Solving inequalities involves finding values for the variable that make the inequality true. For compound inequalities, there are usually two or more inequalities joined by 'and' or 'or'. In our problem, we have the two inequalities linked by 'and':

• \(x + 2 < -\frac{1}{3}x\)
• \(-6x < 9x\)

To solve them, tackle each one separately:

• move terms around until the variable is isolated on one side.
• perform operations such as addition, subtraction, multiplication, or division across all terms carefully, particularly when multiplying or dividing by a negative number, as this flips the inequality sign.

Once each inequality is solved, determine the values that satisfy both if linked by 'and' or satisfy either if linked by 'or'. The solution is the set of these values.
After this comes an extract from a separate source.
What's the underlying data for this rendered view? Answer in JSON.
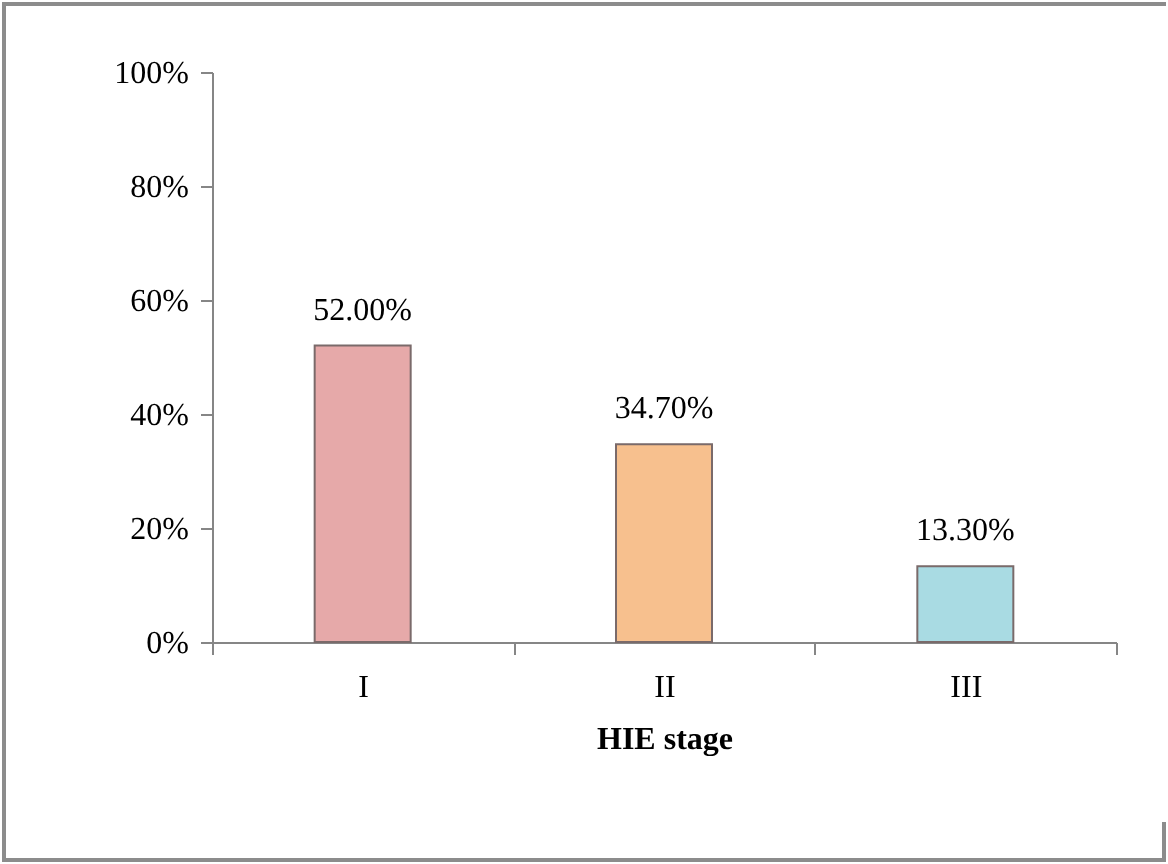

Interval notation is a concise way to express a range of values along a number line.
In our exercise, we solved for conditions:

• \(x < -\frac{3}{2}\)
• \(x > 0\)

However, for a compound inequality connected by 'and', we need our solutions to overlap. Here’s how they look in interval notation:

• \(x < -\frac{3}{2}\) is written as \((-\infty, -\frac{3}{2})\)
• \(x > 0\) is \((0, \infty)\)

Since there is no overlapping region for our intervals, our final solution in interval notation is \(\emptyset\), meaning there are no values that satisfy both conditions simultaneously.

Graphing inequalities on a number line provides a visual representation of solution sets:
Draw a number line:

• For \(x < -\frac{3}{2}\), shade the region to the left of \(-\frac{3}{2}\) with an open circle at \(-\frac{3}{2}\).
• For \(x > 0\), shade to the right of 0 with an open circle at 0.

The intersection (or shared region) between the shaded parts represents the solution to the compound inequality. If shading doesn't overlap, as in our case, it indicates that no shared solution exists, thus the solution is an empty set.
Graphing these inequalities helps intuitively understand why no solution exists when intervals do not intersect.